We used an empty Easter Egg box to teach the command of ‘bog’, there is no meaning behind this word, its a word Kaylee likes to say and is easy for dogs to understand as it less likely come up in conversation and it is simple syllables. Be creative!

We created this super amazing box, which is filled with:

We placed the Easter box on the floor, using the same method, ‘do this’ and ‘not that’, when Rosco approached or attempted to interact with the box we used the cue ‘Eh-Eh’, the behaviour we wanted was a calm and relaxed sit- once he did this then we marked it with a ‘yes’ and then said ‘Bog’ and gave him the box, which was the reward! and he loved it!  With some dogs you may need to hold the box if they are  super excited and have a high arousal level!20180330_121003

However, the ‘bog’ commands needs repetition and consistency for dogs to understand what it actually means, which can be achieved between 3-10 sessions depending on the dog!

Behaviour Jargon:

  • Command: is seen as a direct order and is given before a behaviour is learnt.
  • Arousal: This is the level of energy a dog has, which is linked with behaviour outcomes and emotions.
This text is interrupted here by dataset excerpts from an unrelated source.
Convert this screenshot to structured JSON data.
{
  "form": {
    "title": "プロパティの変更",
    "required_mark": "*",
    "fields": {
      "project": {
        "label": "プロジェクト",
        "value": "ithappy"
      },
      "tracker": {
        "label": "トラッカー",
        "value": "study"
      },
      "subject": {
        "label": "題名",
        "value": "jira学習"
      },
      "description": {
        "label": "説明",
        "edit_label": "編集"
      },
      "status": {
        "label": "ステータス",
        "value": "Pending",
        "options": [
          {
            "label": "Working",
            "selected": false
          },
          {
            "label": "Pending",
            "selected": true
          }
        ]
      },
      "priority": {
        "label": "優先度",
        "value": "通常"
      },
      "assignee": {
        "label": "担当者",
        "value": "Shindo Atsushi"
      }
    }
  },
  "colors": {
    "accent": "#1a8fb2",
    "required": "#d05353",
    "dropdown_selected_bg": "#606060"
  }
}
Our top tips for this Easter:

  • If your bedroom door can close, then hide your chocolate Easter eggs on the top shelf in your wardrobe and ensure your bedroom door is locked. This will also save the Easter Bunny time hiding them for his Easter Egg hunt.
  • How about in an indestructible container? Check this out 
  • Do you have a trusted friend or family member who don’t have pets? Maybe ask a favour and see if they can look after your eggs!
  • Set boobitraps! take your chocolate eggs out of the boxes and leave the empty box. If your dog gets the box down, then he won’t get anything out of it, and (hopefully) it can decrease the likelihood of him jumping up in the future. 20180330_115719

As always, ensure your dog is receiving a sufficient amount of exercise, mental stimulation and play, as well as a balanced nutritious diet for their breed, age and life stage!